Kate@eight – Jogging-Zeit

Sonntagmorgen halb 9 in Deutschland … Na gut, es ist schon kurz nach 9 Uhr – nach Dietmar Wischmeyer – im „Land der Bekloppten und Bescheuerten“ oder – wie immer wieder betont – im Land der Dichter und Denker. Ich mache auf die Socken und schüttel meinen Speck (Danke an Peter Fox) endlich mal wieder … Wow, das gibt heute reichlich Futter fürs Phrasenschweinchen.

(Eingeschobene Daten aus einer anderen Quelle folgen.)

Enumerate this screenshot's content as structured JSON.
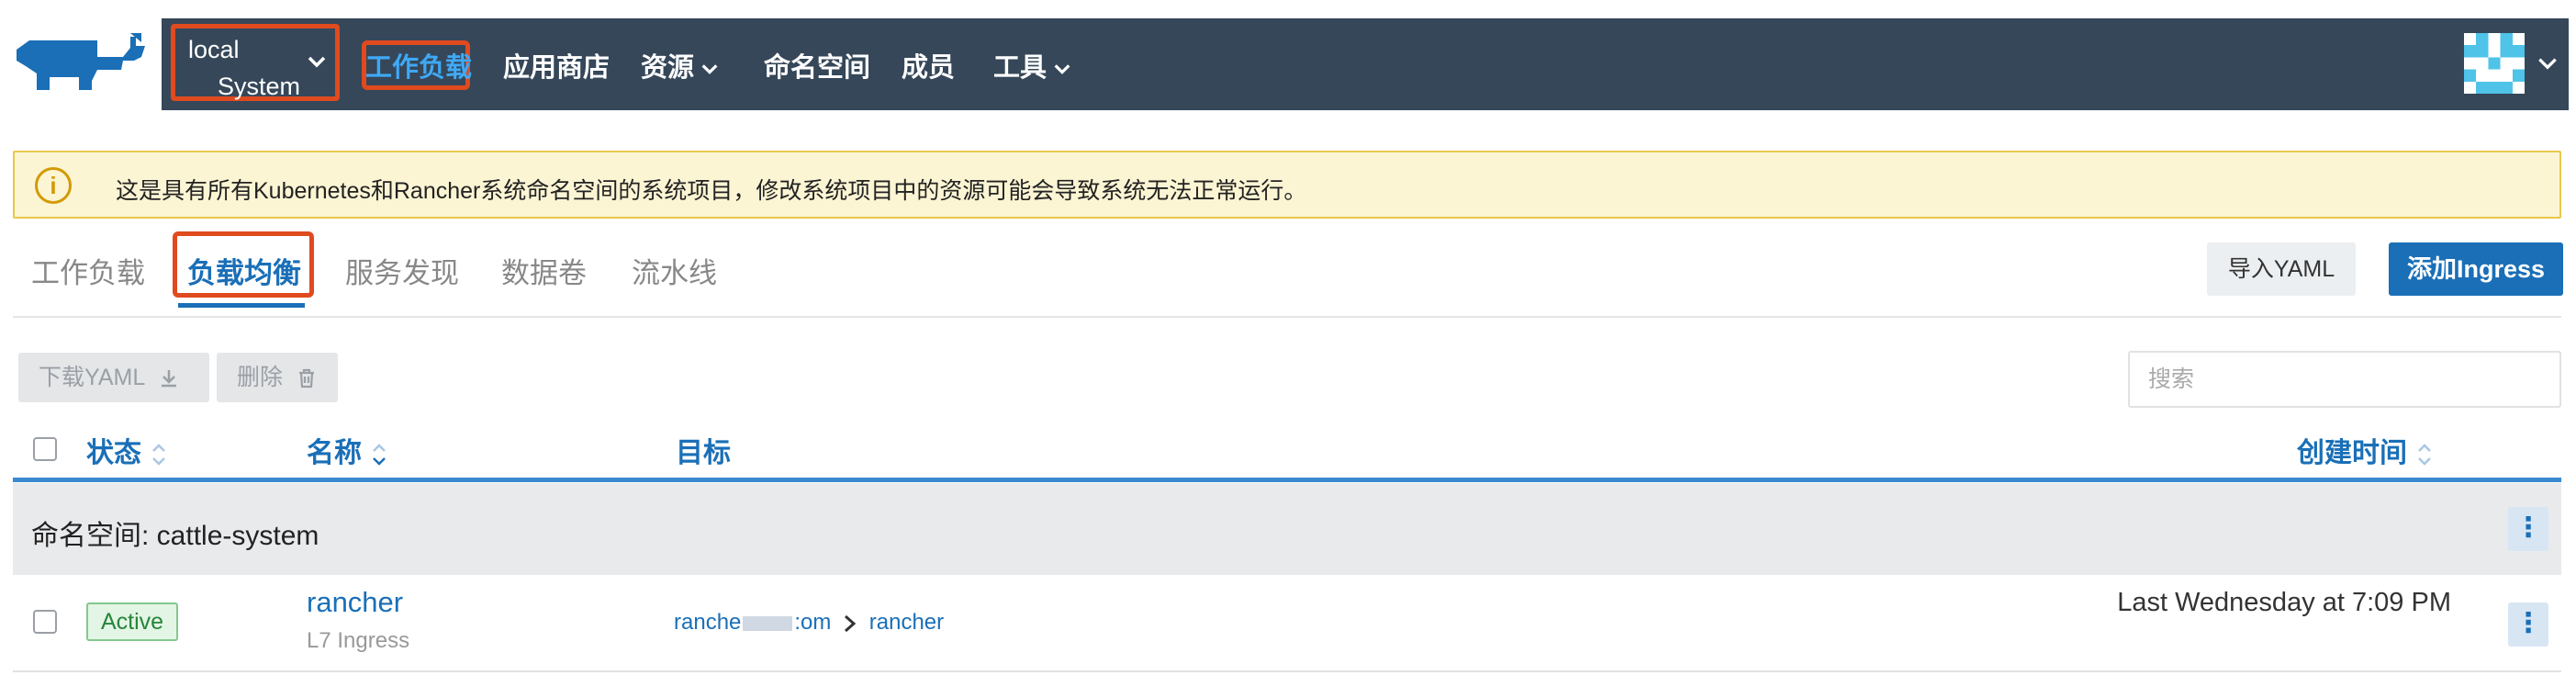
{
  "header": {
    "cluster": {
      "name": "local",
      "project": "System"
    },
    "nav": [
      {
        "label": "工作负载",
        "active": true,
        "dropdown": false
      },
      {
        "label": "应用商店",
        "active": false,
        "dropdown": false
      },
      {
        "label": "资源",
        "active": false,
        "dropdown": true
      },
      {
        "label": "命名空间",
        "active": false,
        "dropdown": false
      },
      {
        "label": "成员",
        "active": false,
        "dropdown": false
      },
      {
        "label": "工具",
        "active": false,
        "dropdown": true
      }
    ],
    "bg_color": "#354759",
    "active_color": "#3fa9f5",
    "highlight_color": "#e04a1f"
  },
  "banner": {
    "icon": "info-circle-icon",
    "text": "这是具有所有Kubernetes和Rancher系统命名空间的系统项目，修改系统项目中的资源可能会导致系统无法正常运行。"
  },
  "tabs": [
    {
      "label": "工作负载",
      "active": false
    },
    {
      "label": "负载均衡",
      "active": true
    },
    {
      "label": "服务发现",
      "active": false
    },
    {
      "label": "数据卷",
      "active": false
    },
    {
      "label": "流水线",
      "active": false
    }
  ],
  "actions": {
    "import_yaml": "导入YAML",
    "add_ingress": "添加Ingress"
  },
  "toolbar": {
    "download_yaml": "下载YAML",
    "delete": "删除",
    "search_placeholder": "搜索"
  },
  "table": {
    "columns": {
      "state": "状态",
      "name": "名称",
      "target": "目标",
      "created": "创建时间"
    },
    "group_label": "命名空间: cattle-system",
    "rows": [
      {
        "state": "Active",
        "name": "rancher",
        "type": "L7 Ingress",
        "target_host_start": "ranche",
        "target_host_end": ":om",
        "target_service": "rancher",
        "created": "Last Wednesday at 7:09 PM"
      }
    ]
  }
}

Nun, jedenfalls tänzel ich guten Mutes mit meinen alten, neon-pinken Sportschlappen Richtung Park und begegne den ersten Lebewesen … Schafen. Ja, wir haben knapp 300m östlich des heimischen Anwesens einen Park, der von Frühjahr bis Herbst eine Schafherde beherbergt. Und diese gemütlichen, kuscheligen, wollenen, durchaus streng riechenden Gesellen tummeln sich heute früh auf kleineren Flächen entlang meiner favorisierten Jogging-Route um eben jenen Park. Ausser auf die gelangweilt dreinschauenden Wollknäuel treffe ich auf bettflüchtige Rentner, zum Teil als Radfahrer verkleidet, auf ziemlich übernächtigt ausschauende Väter mit schlafunwilligen Nachkommen in deren Kutschen und natürlich auf andere Jogger. Was ich an frühmorgendlichen Läufern schätze? Sie alle grüßen – mal mehr, mal weniger enthusiastisch, aber ein Winken oder Nicken oder gar fröhliches „Morjen“ ist schon drin. Man fühlt sich – unabhängig vom eigenen Fitnesslevel – durchaus und ganz spontan als ein geschätztes Mitglied einer kleinen, illustren Gemeinschaft, ohne sich persönlich zu kennen oder Smalltalk führen zu müssen. Einfach ein schönes Gefühl, nett gegrüßt zu werden oder? Und wo bitte findet sich noch sowas noch in dieser Weltstadt?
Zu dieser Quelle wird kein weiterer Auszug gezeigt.